Setidaknya nanti, sesampainya gw di rumah, gw bisa tiduran di kamar gw yg pake ac. Dan pemukiman di sebrang mata gw ini, yg mana yg pake ac? Mungkin 1 atau 2 rumah. Mungkin. Gw sungguh ga yakin. Setidaknya nanti keluar dari kereta, dan ketika gw sampe di depan rumah, gw bisa bernafas lega. Udara yg ada bisa gw hirup dan hembuskan semau gw, dan masih akan bisa dihirup dgn puluhan org lainnya. Sementara di pemukiman yg tadi gw liat (kereta gw udh melaju kencang dr sekitar tanah abang), rasanya udarapun harus berbagi. Gang-gangnya terlalu sempit. Sangat sempit. Dan gw bisa tidur tanpa berisiknya dan getaran lalulalang kereta. Rumah-rumah yg ga layak disebut rumah itu bahkan ga cocok disebut pemukiman. Jahat ya gw? Tapi ini keadaan sosial di jakarta. Di indonesia. Ketimpangan. Gw akuin, gw cuma bisa ngomong, gw sendiri gatau harus berbuat apa dan memulai darimana untuk membantu mereka yang tinggal disitu. Tapi tolong, gw cuma mau membagi penglihatan gw sore ini.

Gimana sih sampai ada lingkungan super kumuh kaya gitu? Jahat lagi ya gw? Gw bingung harus bilang apa. Kenyataannya emang super kumuh. Dan kenyataan pahitnya, ga ada kesempatan dari yg diatas sana, yang bisa menangani pemukiman-pemukiman semacem itu. Mungkin ya, mungkin lagi.. Warga disitu juga udh ga percaya sama aparat, sm yang diatas yang berkuasa dan berwenang. Mungkin ya, mungkin nih.. Aparat dan org2 diatas sana pernah berjanji ttg kehidupan yang layak buat mereka. Tapi janji cuma janji.
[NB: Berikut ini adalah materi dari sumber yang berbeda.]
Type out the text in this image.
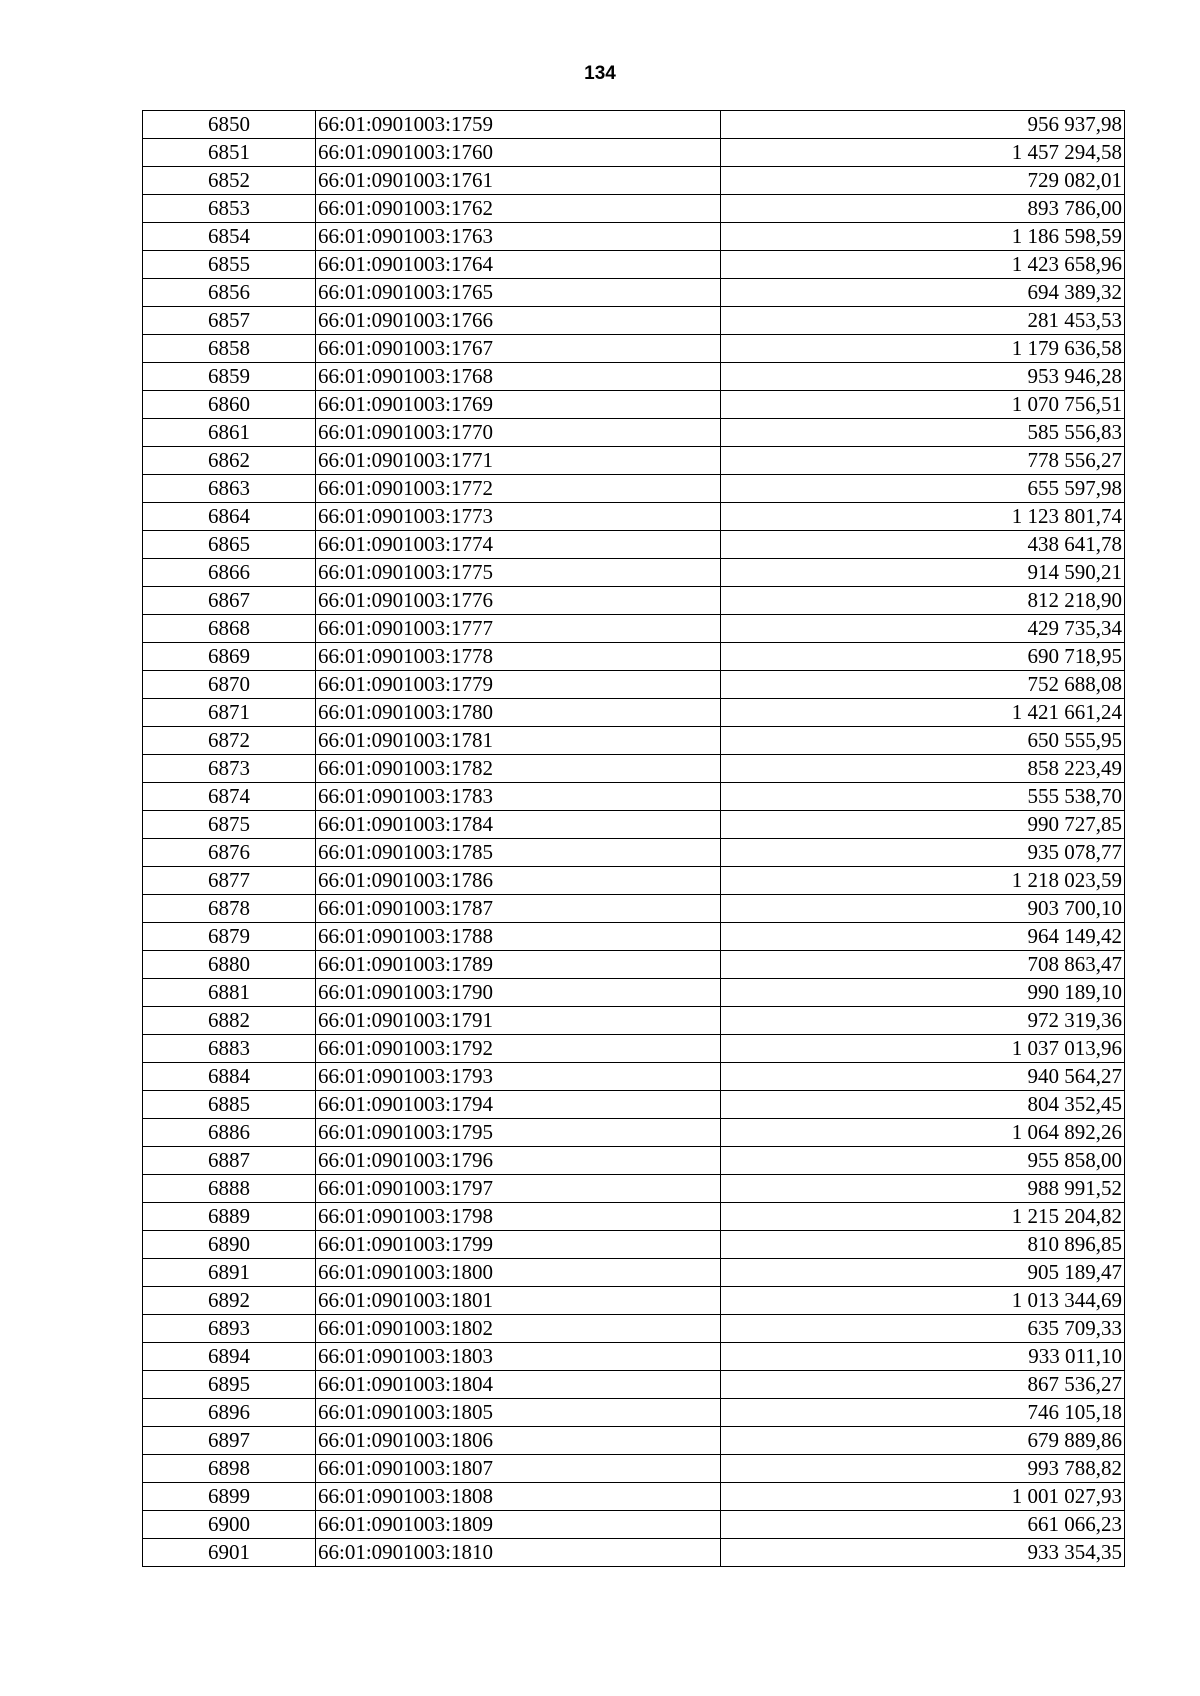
134
6850	66:01:0901003:1759	956 937,98
6851	66:01:0901003:1760	1 457 294,58
6852	66:01:0901003:1761	729 082,01
6853	66:01:0901003:1762	893 786,00
6854	66:01:0901003:1763	1 186 598,59
6855	66:01:0901003:1764	1 423 658,96
6856	66:01:0901003:1765	694 389,32
6857	66:01:0901003:1766	281 453,53
6858	66:01:0901003:1767	1 179 636,58
6859	66:01:0901003:1768	953 946,28
6860	66:01:0901003:1769	1 070 756,51
6861	66:01:0901003:1770	585 556,83
6862	66:01:0901003:1771	778 556,27
6863	66:01:0901003:1772	655 597,98
6864	66:01:0901003:1773	1 123 801,74
6865	66:01:0901003:1774	438 641,78
6866	66:01:0901003:1775	914 590,21
6867	66:01:0901003:1776	812 218,90
6868	66:01:0901003:1777	429 735,34
6869	66:01:0901003:1778	690 718,95
6870	66:01:0901003:1779	752 688,08
6871	66:01:0901003:1780	1 421 661,24
6872	66:01:0901003:1781	650 555,95
6873	66:01:0901003:1782	858 223,49
6874	66:01:0901003:1783	555 538,70
6875	66:01:0901003:1784	990 727,85
6876	66:01:0901003:1785	935 078,77
6877	66:01:0901003:1786	1 218 023,59
6878	66:01:0901003:1787	903 700,10
6879	66:01:0901003:1788	964 149,42
6880	66:01:0901003:1789	708 863,47
6881	66:01:0901003:1790	990 189,10
6882	66:01:0901003:1791	972 319,36
6883	66:01:0901003:1792	1 037 013,96
6884	66:01:0901003:1793	940 564,27
6885	66:01:0901003:1794	804 352,45
6886	66:01:0901003:1795	1 064 892,26
6887	66:01:0901003:1796	955 858,00
6888	66:01:0901003:1797	988 991,52
6889	66:01:0901003:1798	1 215 204,82
6890	66:01:0901003:1799	810 896,85
6891	66:01:0901003:1800	905 189,47
6892	66:01:0901003:1801	1 013 344,69
6893	66:01:0901003:1802	635 709,33
6894	66:01:0901003:1803	933 011,10
6895	66:01:0901003:1804	867 536,27
6896	66:01:0901003:1805	746 105,18
6897	66:01:0901003:1806	679 889,86
6898	66:01:0901003:1807	993 788,82
6899	66:01:0901003:1808	1 001 027,93
6900	66:01:0901003:1809	661 066,23
6901	66:01:0901003:1810	933 354,35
Mereka akhirnya ga bisa berbuat apa-apa, kecuali bertindak dgn kekerasan, pemaksaan untuk menggusur tempat tinggal kumuh itu. Tega ga tega. Harus tega. Berhubung yang diatas selalu punya kekuasaan dan wewenang, mereka bisa blg macem macem. Bilang, "warga tidak mau kompromi, maka kami harus ambil sikap. Ini tanah negara, ada pemiliknya.. Kami akan memindahkan mereka ke pemukiman baru, atau dibekali uang senilai pemukiman baru jika keberatan dialokasikan." Nyatanya? Bohong lagi, bohong lagi.. Semakin tidak bergunalah UU yg ga boleh ngasih uang ke gelandangan dsb krn gelandangan semakin banyak dan nekat.

Kadang gw sebel juga sih sama warga pendatang yang akhirnya bernasib terlantar dan tinggal asal-asalan kaya gitu. Ga bisa liat tanah kosong sedikit ya kayanya? Dipikir hidup di jakarta (kota) itu gampang? Tolong, jika tidak punya keahlian dan modal, jangan nekat. Rencana punya kerjaan malah dikerjain. Akhirnya bikin tata kota semakin kacau balau. Ya seperti yg tadi saya liat. Rumah dari triplek, mepet sana sini. Buka pintu, selangkah kedepan udah pintu tetangga. Ventilasi ga ada. Ga mungkin berharap ada halaman atau teras, karena 2-3 langkah kedepan udah rel kereta api. Rel kereta api tanpa ada batasan apapun. Sekedar pager pembatas kecil aja, apalagi ada dinding-dinding pembatas.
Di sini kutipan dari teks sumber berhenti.